Angéla tressaille : quand elle était toute môme, Demetrio était son oncle favori, bien-aimé. Quand il passait au village, ses sœurs s’enfermaient à l’église pour pleurer et prier et sauver son âme si possible. Mariée à une gitane, semi-vagabond, sa guitare en bandoulière, les cordes frémissantes sous ses longs ongles opaques, la guitare de Démetrio creusait une carrière de silence tout autour d’elle, le silence de la stupeur et du chagrin de perdre déjà ce qui était en train d’advenir, seconde après seconde, disponible et inaccessible, à couper le souffle.
Demetrio laissait des abricots sur l’appui de fenêtre pour le plaisir de savoir qu’Angela allait avoir la double joie de la découverte inattendue et du cadeau espéré. Mais Démétrio aussi a rendu sa femme malheureuse, toujours parti sur les routes, jamais de quoi faire vivre les siens. De ce chagrin là il n’est guère question dans la bouche d’Angela, jamais, sauf aujourd’hui. L’intérêt de Démétrio, c’est que le danger qu’il représentait pour Angela du point de vue de la Tia a quelque chose à voir avec le danger que représente Salvador pour nous du point de vue d’Angela. Traîtres à l’honneur prolétarien en quelque sorte, à la modestie, à la correction, à la droiture, tenté par quelque chose qui heurte et qui menace la résignation et la fidélité aux destins familiaux.

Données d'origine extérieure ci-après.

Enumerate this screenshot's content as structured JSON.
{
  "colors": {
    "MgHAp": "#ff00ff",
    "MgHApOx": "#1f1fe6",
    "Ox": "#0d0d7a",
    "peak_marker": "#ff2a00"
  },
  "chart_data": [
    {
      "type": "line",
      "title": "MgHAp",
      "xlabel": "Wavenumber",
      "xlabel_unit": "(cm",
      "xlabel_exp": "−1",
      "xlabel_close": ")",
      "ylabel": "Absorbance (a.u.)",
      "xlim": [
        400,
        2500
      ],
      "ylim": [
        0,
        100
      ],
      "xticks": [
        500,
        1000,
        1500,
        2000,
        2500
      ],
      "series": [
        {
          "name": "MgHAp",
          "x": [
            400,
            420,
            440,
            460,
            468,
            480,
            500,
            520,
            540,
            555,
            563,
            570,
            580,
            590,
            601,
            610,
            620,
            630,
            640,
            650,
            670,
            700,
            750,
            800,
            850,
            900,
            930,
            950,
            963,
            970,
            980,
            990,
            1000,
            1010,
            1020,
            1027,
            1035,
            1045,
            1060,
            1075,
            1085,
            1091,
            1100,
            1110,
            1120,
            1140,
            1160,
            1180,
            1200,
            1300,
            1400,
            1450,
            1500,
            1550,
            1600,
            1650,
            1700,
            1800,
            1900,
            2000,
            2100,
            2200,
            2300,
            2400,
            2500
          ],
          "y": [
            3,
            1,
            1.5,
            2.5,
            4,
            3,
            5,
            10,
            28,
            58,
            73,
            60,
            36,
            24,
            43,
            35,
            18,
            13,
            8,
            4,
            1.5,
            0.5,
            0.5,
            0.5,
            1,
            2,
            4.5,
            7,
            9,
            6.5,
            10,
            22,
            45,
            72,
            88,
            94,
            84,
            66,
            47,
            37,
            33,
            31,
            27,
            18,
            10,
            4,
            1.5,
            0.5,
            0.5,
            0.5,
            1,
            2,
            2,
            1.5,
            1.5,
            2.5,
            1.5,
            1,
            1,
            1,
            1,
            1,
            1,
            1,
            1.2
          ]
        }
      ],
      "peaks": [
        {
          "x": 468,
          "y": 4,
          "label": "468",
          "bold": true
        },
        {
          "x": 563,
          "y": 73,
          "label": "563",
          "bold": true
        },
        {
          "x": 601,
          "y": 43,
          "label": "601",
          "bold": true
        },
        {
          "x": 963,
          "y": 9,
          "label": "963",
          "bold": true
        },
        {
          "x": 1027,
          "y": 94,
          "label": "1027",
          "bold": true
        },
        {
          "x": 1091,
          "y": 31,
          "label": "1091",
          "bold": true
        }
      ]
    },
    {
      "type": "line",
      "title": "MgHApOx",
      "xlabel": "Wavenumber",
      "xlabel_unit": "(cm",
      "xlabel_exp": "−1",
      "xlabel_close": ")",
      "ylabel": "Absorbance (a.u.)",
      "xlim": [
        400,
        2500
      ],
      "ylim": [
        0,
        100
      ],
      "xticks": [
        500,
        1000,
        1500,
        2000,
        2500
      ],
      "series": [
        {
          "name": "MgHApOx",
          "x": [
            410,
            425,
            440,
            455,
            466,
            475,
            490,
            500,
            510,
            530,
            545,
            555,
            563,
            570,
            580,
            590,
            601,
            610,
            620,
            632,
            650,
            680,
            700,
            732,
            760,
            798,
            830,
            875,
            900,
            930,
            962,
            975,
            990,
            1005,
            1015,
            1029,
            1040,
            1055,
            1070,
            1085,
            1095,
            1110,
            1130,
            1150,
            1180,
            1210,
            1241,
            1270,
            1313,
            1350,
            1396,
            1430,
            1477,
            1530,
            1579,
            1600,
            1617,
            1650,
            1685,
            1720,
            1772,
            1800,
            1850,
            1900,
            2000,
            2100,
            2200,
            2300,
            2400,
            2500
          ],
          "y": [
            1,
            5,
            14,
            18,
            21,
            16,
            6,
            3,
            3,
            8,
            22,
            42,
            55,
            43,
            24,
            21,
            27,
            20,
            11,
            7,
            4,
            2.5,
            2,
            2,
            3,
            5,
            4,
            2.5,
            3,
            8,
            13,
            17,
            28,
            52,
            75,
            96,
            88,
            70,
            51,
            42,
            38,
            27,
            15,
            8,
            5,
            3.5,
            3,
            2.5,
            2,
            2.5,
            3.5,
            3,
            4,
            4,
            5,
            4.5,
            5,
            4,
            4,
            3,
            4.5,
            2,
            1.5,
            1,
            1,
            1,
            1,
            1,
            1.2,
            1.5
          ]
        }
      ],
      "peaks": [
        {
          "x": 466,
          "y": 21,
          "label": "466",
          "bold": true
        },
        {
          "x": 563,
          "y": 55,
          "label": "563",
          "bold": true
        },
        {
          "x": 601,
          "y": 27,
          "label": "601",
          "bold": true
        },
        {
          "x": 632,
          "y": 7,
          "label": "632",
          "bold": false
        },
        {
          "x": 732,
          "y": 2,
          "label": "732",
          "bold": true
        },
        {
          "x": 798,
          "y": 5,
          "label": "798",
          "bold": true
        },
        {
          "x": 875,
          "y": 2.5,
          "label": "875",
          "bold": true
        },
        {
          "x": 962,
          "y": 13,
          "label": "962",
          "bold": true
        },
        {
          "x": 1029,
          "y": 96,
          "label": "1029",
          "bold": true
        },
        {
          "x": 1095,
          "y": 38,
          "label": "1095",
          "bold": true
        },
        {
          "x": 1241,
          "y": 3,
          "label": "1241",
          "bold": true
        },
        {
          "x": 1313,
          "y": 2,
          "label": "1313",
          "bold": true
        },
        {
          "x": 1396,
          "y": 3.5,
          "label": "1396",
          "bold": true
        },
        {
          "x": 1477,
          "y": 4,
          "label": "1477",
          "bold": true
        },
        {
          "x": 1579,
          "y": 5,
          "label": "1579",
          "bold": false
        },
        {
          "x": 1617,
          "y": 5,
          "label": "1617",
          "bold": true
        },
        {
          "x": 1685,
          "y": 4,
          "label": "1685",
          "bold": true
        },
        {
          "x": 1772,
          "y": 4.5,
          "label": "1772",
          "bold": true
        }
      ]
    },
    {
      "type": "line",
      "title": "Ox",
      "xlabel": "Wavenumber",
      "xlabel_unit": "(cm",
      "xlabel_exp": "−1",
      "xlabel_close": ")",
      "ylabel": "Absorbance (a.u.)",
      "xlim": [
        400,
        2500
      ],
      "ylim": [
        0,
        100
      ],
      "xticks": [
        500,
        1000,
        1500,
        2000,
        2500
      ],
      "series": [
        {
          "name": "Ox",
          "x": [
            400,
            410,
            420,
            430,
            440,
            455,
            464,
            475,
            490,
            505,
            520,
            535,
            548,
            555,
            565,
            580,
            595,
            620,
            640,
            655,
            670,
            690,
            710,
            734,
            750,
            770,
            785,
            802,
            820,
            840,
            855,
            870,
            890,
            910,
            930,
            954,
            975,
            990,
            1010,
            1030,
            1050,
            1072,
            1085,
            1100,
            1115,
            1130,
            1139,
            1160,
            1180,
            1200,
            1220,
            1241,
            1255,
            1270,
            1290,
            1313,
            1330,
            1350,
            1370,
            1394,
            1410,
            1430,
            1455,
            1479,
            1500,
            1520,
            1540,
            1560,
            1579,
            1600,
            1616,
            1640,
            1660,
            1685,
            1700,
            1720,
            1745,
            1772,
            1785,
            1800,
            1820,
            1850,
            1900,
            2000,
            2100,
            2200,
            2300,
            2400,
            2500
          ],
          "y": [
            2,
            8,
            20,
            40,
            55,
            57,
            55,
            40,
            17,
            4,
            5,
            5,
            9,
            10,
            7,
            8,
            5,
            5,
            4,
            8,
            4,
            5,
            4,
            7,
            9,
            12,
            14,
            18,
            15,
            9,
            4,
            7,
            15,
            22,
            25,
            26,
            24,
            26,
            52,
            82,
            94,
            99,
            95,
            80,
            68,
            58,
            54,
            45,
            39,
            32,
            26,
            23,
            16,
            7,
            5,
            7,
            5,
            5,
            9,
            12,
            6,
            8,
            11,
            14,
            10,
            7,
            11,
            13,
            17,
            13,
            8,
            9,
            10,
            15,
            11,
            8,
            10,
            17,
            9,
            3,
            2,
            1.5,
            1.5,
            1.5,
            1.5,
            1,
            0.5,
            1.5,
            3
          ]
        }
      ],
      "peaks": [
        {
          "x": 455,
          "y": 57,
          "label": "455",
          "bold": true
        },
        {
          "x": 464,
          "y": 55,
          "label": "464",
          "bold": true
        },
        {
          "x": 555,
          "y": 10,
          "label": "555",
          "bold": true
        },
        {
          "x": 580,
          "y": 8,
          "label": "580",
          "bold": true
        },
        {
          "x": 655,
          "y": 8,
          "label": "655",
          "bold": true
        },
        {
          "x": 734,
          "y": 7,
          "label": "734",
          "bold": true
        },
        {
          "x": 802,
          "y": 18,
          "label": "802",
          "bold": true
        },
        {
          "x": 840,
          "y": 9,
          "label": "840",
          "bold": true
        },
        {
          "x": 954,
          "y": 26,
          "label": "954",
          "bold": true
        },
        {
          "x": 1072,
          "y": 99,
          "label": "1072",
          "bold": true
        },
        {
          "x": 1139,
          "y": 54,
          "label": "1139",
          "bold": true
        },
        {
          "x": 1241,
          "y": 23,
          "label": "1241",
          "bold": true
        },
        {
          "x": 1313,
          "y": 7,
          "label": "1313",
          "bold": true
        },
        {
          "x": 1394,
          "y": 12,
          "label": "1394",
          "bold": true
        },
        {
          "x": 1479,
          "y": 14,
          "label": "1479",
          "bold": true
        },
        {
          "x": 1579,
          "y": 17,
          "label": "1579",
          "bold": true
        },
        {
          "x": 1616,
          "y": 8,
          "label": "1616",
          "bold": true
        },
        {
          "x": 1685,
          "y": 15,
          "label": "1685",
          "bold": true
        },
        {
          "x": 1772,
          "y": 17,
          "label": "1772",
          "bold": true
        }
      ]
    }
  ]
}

Lulla aboie après une libellule, et Angela se dégage soudain de la rumeur hypnotique du souvenir évoqué. Elle s’ébroue presque. Salvador, Démétrio, reculent dans l’irréalité de leur existence désormais si dépendante de notre humeur et de notre volonté. Léna les sent partir.

Salvador, nous irons chercher tes traces.